Le città stanno sperimentando l’illuminazione pubblica intelligente
Siamo molto vicini alla Svizzera e vi scrivo un articolo che ho letto stamattina su “LE MATIN”, quotidiano famoso in questo Paese.
LAMPADE DA TERRA — In Svizzera l’illuminazione stradale costa 160 milioni di franchi all’anno. Sarebbe possibile risparmiarne la metà cambiando alcune abitudini. Le città francofone come Yverdon si sono già adattate e le città più grandi si stanno preparando.
L’illuminazione notturna diventa sempre più intelligente ed efficiente. Un movimento inevitabile, soprattutto perché la Svizzera si allineerà alla direttiva sulla progettazione ecocompatibile della Commissione europea per i prodotti che consumano energia. Questa direttiva vieterà in particolare la vendita di lampadine ai vapori di mercurio a partire dal 2015.
Alcune città e comuni della Svizzera romanda e tedesca non hanno aspettato di installare in alcune strade l'illuminazione pubblica basata sui LED (Light Espiring Diode). Yverdon ha fatto il passo qualche anno fa e la città di Winterthur ci sta provando con una fase di prova su una pista ciclabile, spiega il quotidiano locale Landbote.

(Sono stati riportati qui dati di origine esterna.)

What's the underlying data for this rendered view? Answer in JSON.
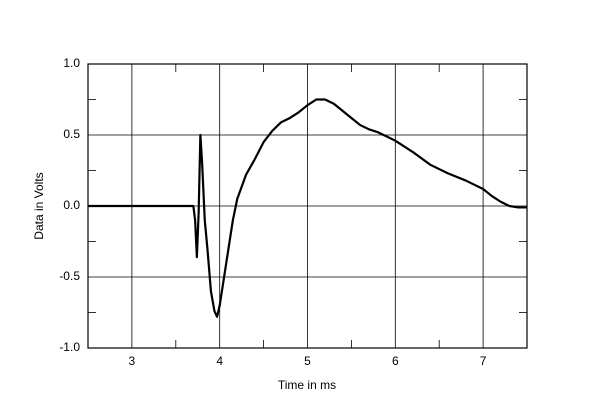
{
  "chart_data": {
    "type": "line",
    "x_label": "Time in ms",
    "y_label": "Data in Volts",
    "x": [
      2.5,
      3.7,
      3.72,
      3.74,
      3.76,
      3.78,
      3.8,
      3.83,
      3.86,
      3.9,
      3.94,
      3.97,
      4.0,
      4.05,
      4.1,
      4.15,
      4.2,
      4.3,
      4.4,
      4.5,
      4.6,
      4.7,
      4.8,
      4.9,
      5.0,
      5.1,
      5.2,
      5.3,
      5.4,
      5.5,
      5.6,
      5.7,
      5.8,
      5.9,
      6.0,
      6.2,
      6.4,
      6.6,
      6.8,
      7.0,
      7.1,
      7.2,
      7.3,
      7.4,
      7.5
    ],
    "values": [
      0,
      0,
      -0.1,
      -0.36,
      -0.05,
      0.5,
      0.3,
      -0.1,
      -0.3,
      -0.6,
      -0.74,
      -0.78,
      -0.7,
      -0.5,
      -0.3,
      -0.1,
      0.05,
      0.22,
      0.33,
      0.45,
      0.53,
      0.59,
      0.62,
      0.66,
      0.71,
      0.75,
      0.75,
      0.72,
      0.67,
      0.62,
      0.57,
      0.54,
      0.52,
      0.49,
      0.46,
      0.38,
      0.29,
      0.23,
      0.18,
      0.12,
      0.07,
      0.03,
      0.0,
      -0.01,
      -0.01
    ],
    "color": "#000000",
    "xlim": [
      2.5,
      7.5
    ],
    "xticks": [
      3,
      4,
      5,
      6,
      7
    ],
    "xminor": [
      3.5,
      4.5,
      5.5,
      6.5
    ],
    "ylim": [
      -1,
      1
    ],
    "yticks": [
      {
        "value": -1,
        "label": "-1.0"
      },
      -0.5,
      {
        "value": 0,
        "label": "0.0"
      },
      0.5,
      {
        "value": 1,
        "label": "1.0"
      }
    ],
    "yminor": [
      -0.75,
      -0.25,
      0.25,
      0.75
    ],
    "grid": true
  }
}
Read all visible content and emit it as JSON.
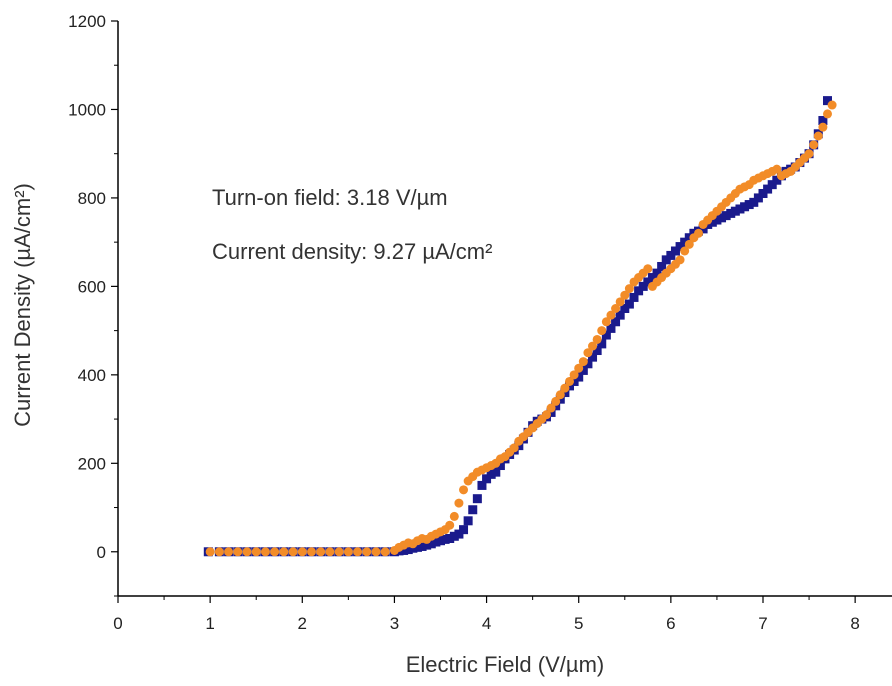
{
  "chart_data": {
    "type": "scatter",
    "xlabel": "Electric Field (V/µm)",
    "ylabel": "Current Density (µA/cm²)",
    "xlim": [
      0,
      8.4
    ],
    "ylim": [
      -100,
      1200
    ],
    "x_ticks": [
      "0",
      "1",
      "2",
      "3",
      "4",
      "5",
      "6",
      "7",
      "8"
    ],
    "y_ticks": [
      "0",
      "200",
      "400",
      "600",
      "800",
      "1000",
      "1200"
    ],
    "annotations": [
      "Turn-on field: 3.18 V/µm",
      "Current density: 9.27 µA/cm²"
    ],
    "grid": false,
    "legend": "none",
    "series": [
      {
        "marker": "square",
        "color": "#1a1a8c",
        "x": [
          0.98,
          1.1,
          1.2,
          1.3,
          1.4,
          1.5,
          1.6,
          1.7,
          1.8,
          1.9,
          2.0,
          2.1,
          2.2,
          2.3,
          2.4,
          2.5,
          2.6,
          2.7,
          2.8,
          2.9,
          3.0,
          3.05,
          3.1,
          3.15,
          3.2,
          3.25,
          3.3,
          3.35,
          3.4,
          3.45,
          3.5,
          3.55,
          3.6,
          3.65,
          3.7,
          3.75,
          3.8,
          3.85,
          3.9,
          3.95,
          4.0,
          4.05,
          4.1,
          4.15,
          4.2,
          4.25,
          4.3,
          4.35,
          4.4,
          4.45,
          4.5,
          4.55,
          4.6,
          4.65,
          4.7,
          4.75,
          4.8,
          4.85,
          4.9,
          4.95,
          5.0,
          5.05,
          5.1,
          5.15,
          5.2,
          5.25,
          5.3,
          5.35,
          5.4,
          5.45,
          5.5,
          5.55,
          5.6,
          5.65,
          5.7,
          5.75,
          5.8,
          5.85,
          5.9,
          5.95,
          6.0,
          6.05,
          6.1,
          6.15,
          6.2,
          6.25,
          6.3,
          6.35,
          6.4,
          6.45,
          6.5,
          6.55,
          6.6,
          6.65,
          6.7,
          6.75,
          6.8,
          6.85,
          6.9,
          6.95,
          7.0,
          7.05,
          7.1,
          7.15,
          7.2,
          7.25,
          7.3,
          7.35,
          7.4,
          7.45,
          7.5,
          7.55,
          7.6,
          7.65,
          7.7
        ],
        "y": [
          0,
          0,
          0,
          0,
          0,
          0,
          0,
          0,
          0,
          0,
          0,
          0,
          0,
          0,
          0,
          0,
          0,
          0,
          0,
          0,
          0,
          2,
          3,
          5,
          8,
          10,
          12,
          15,
          18,
          22,
          25,
          28,
          30,
          35,
          40,
          50,
          70,
          95,
          120,
          150,
          165,
          175,
          180,
          195,
          210,
          220,
          230,
          240,
          255,
          270,
          285,
          295,
          300,
          305,
          315,
          330,
          345,
          360,
          375,
          385,
          395,
          410,
          425,
          440,
          455,
          470,
          490,
          505,
          520,
          535,
          550,
          560,
          575,
          590,
          600,
          610,
          620,
          630,
          645,
          660,
          670,
          680,
          690,
          700,
          710,
          720,
          725,
          730,
          740,
          745,
          750,
          755,
          760,
          765,
          770,
          775,
          780,
          785,
          790,
          800,
          810,
          820,
          830,
          840,
          850,
          860,
          865,
          870,
          880,
          890,
          900,
          920,
          945,
          975,
          1020
        ]
      },
      {
        "marker": "circle",
        "color": "#f28c28",
        "x": [
          1.0,
          1.1,
          1.2,
          1.3,
          1.4,
          1.5,
          1.6,
          1.7,
          1.8,
          1.9,
          2.0,
          2.1,
          2.2,
          2.3,
          2.4,
          2.5,
          2.6,
          2.7,
          2.8,
          2.9,
          3.0,
          3.05,
          3.1,
          3.15,
          3.2,
          3.25,
          3.3,
          3.35,
          3.4,
          3.45,
          3.5,
          3.55,
          3.6,
          3.65,
          3.7,
          3.75,
          3.8,
          3.85,
          3.9,
          3.95,
          4.0,
          4.05,
          4.1,
          4.15,
          4.2,
          4.25,
          4.3,
          4.35,
          4.4,
          4.45,
          4.5,
          4.55,
          4.6,
          4.65,
          4.7,
          4.75,
          4.8,
          4.85,
          4.9,
          4.95,
          5.0,
          5.05,
          5.1,
          5.15,
          5.2,
          5.25,
          5.3,
          5.35,
          5.4,
          5.45,
          5.5,
          5.55,
          5.6,
          5.65,
          5.7,
          5.75,
          5.8,
          5.85,
          5.9,
          5.95,
          6.0,
          6.05,
          6.1,
          6.15,
          6.2,
          6.25,
          6.3,
          6.35,
          6.4,
          6.45,
          6.5,
          6.55,
          6.6,
          6.65,
          6.7,
          6.75,
          6.8,
          6.85,
          6.9,
          6.95,
          7.0,
          7.05,
          7.1,
          7.15,
          7.2,
          7.25,
          7.3,
          7.35,
          7.4,
          7.45,
          7.5,
          7.55,
          7.6,
          7.65,
          7.7,
          7.75
        ],
        "y": [
          0,
          0,
          0,
          0,
          0,
          0,
          0,
          0,
          0,
          0,
          0,
          0,
          0,
          0,
          0,
          0,
          0,
          0,
          0,
          0,
          3,
          10,
          15,
          20,
          18,
          25,
          30,
          28,
          35,
          40,
          45,
          50,
          60,
          80,
          110,
          140,
          160,
          170,
          180,
          185,
          190,
          195,
          200,
          210,
          215,
          225,
          235,
          250,
          260,
          270,
          280,
          290,
          300,
          310,
          325,
          340,
          355,
          370,
          385,
          400,
          415,
          430,
          450,
          465,
          480,
          500,
          520,
          535,
          550,
          565,
          580,
          595,
          610,
          620,
          630,
          640,
          600,
          610,
          620,
          630,
          640,
          650,
          660,
          680,
          695,
          710,
          720,
          740,
          750,
          760,
          770,
          780,
          790,
          800,
          810,
          820,
          825,
          830,
          840,
          845,
          850,
          855,
          860,
          865,
          850,
          855,
          860,
          870,
          880,
          890,
          900,
          920,
          940,
          960,
          990,
          1010
        ]
      }
    ]
  }
}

Le lampade a LED sostituiranno i modelli esistenti ma disporranno anche di sensori che si attiveranno al passaggio di pedoni o ciclisti. In caso di successo, questo sistema potrebbe prefigurare l’illuminazione notturna in una città di 100 abitanti.
Landquart lo ha deciso nel 2011
I vantaggi dei LED sono numerosi e interessanti per un comune: oltre ad un prezzo sempre più accessibile, il supporto della produzione in serie e consumi sensibilmente inferiori, i sistemi di illuminazione a LED consentono una variazione totale dell'intensità luminosa e, soprattutto, offrono un'accensione quasi istantanea.
Anche sempre più Cantoni si stanno occupando della questione, come ad esempio Berna, che sta esaminando il principio Light-on-Demand in diversi progetti pilota. L'illuminazione notturna rappresenta ancora un vero e proprio dispendio energetico, sottolinea l'ingegnere cantonale Stefan Studer, ma l'utilizzo delle lampade a LED dovrebbe gradualmente migliorare la situazione.
Molti comuni di Basilea Città e Zurigo hanno già avviato programmi di test con la tecnologia LED. Nel 2011 Landquart dei Grigioni ha fatto il grande passo sostituendo tutta l'illuminazione pubblica. I consumi sono stati ridotti del 60% e i nuovi impianti dovrebbero ammortizzarsi entro otto anni.
LED sì, ma non ovunque
I primi risultati sono quindi incoraggianti ma sembra che l'uso dei LED sia sconsigliato in luoghi che richiedono elevata luminosità. I Comuni possono però rivolgersi a SAFE, l'agenzia svizzera per l'efficienza energetica, che offre diversi esempi di gestione dell'illuminazione pubblica.
Secondo l'agenzia, l'illuminazione notturna rappresenta l'1,5% del consumo complessivo e genera costi annui prossimi ai 160 milioni di franchi. Tale importo potrebbe essere ridotto della metà scegliendo nuove tecnologie e adeguati sistemi di controllo.
Fonte le Matin
articolo Pasquale Schmuck,
Fotografia PIR

Grazie mille per questa vera fonte di informazioni.